A chief scientist claims a loud bang on the north Cornwall and Devon border was caused by a large meteor exploding.
The bang widened a crack in one resident's home
David Carcary from the West Cornwall Astronomical Society said a meteor had created the sonic boom before burning up after it entered the atmosphere.
He said the lack of any seismological signals indicates it burned up before it hit the ground.
Residents in the Bude and Holsworthy areas had reported hearing a loud bang around midday on Thursday.
One resident in Bude said a crack in her kitchen had widened as a result, while others reported experiencing their properties "shaking".
A BBC Radio Cornwall listener said: "The stables physically shook. It sounded like Concorde used to sound when it broke the sonic barrier. But much louder. It went 'boom, boom'."

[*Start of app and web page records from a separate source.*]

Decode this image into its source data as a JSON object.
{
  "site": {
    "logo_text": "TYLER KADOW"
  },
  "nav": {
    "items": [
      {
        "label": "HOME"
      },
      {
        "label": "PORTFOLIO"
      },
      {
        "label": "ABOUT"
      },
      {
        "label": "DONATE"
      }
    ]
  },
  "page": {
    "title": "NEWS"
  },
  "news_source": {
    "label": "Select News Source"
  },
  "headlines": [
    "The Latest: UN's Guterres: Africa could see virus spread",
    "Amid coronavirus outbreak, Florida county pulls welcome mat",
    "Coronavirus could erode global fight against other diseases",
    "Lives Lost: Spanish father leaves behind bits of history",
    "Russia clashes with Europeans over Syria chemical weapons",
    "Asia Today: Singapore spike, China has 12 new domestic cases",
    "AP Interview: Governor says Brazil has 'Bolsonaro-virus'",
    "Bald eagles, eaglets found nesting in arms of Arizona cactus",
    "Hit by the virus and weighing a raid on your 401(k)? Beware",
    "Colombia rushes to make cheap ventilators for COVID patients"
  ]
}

Checks carried out by Western Power and the British Geological Survey in the area were inconclusive and the Ministry of Defence, the RAF and the Civil Aviation Authority said there were no records of their aircraft flying over the area.

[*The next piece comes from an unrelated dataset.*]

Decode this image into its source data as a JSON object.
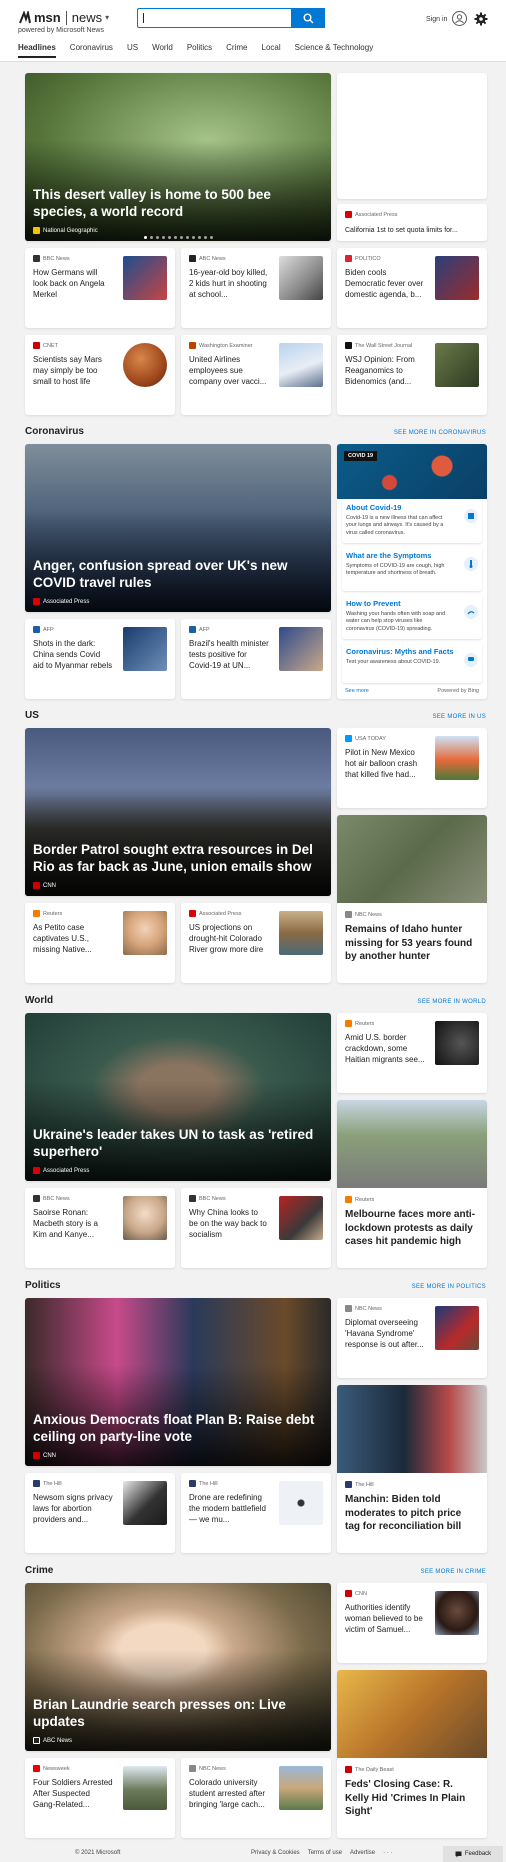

Mr Carcary believes a similar explosion which shook the south of New Zealand in September was caused by a meteor.
"As soon as I heard the news of the bang, that was the most obvious explanation to me.
"There wasn't any seismic evidence so it burnt out before it hit the ground - luckily for the people of Bude - and if it was an aircraft, I would have expected someone to have seen it.
"I'm fairly convinced it was a meteor but the only way to prove it would be to have an audio recording of the boom."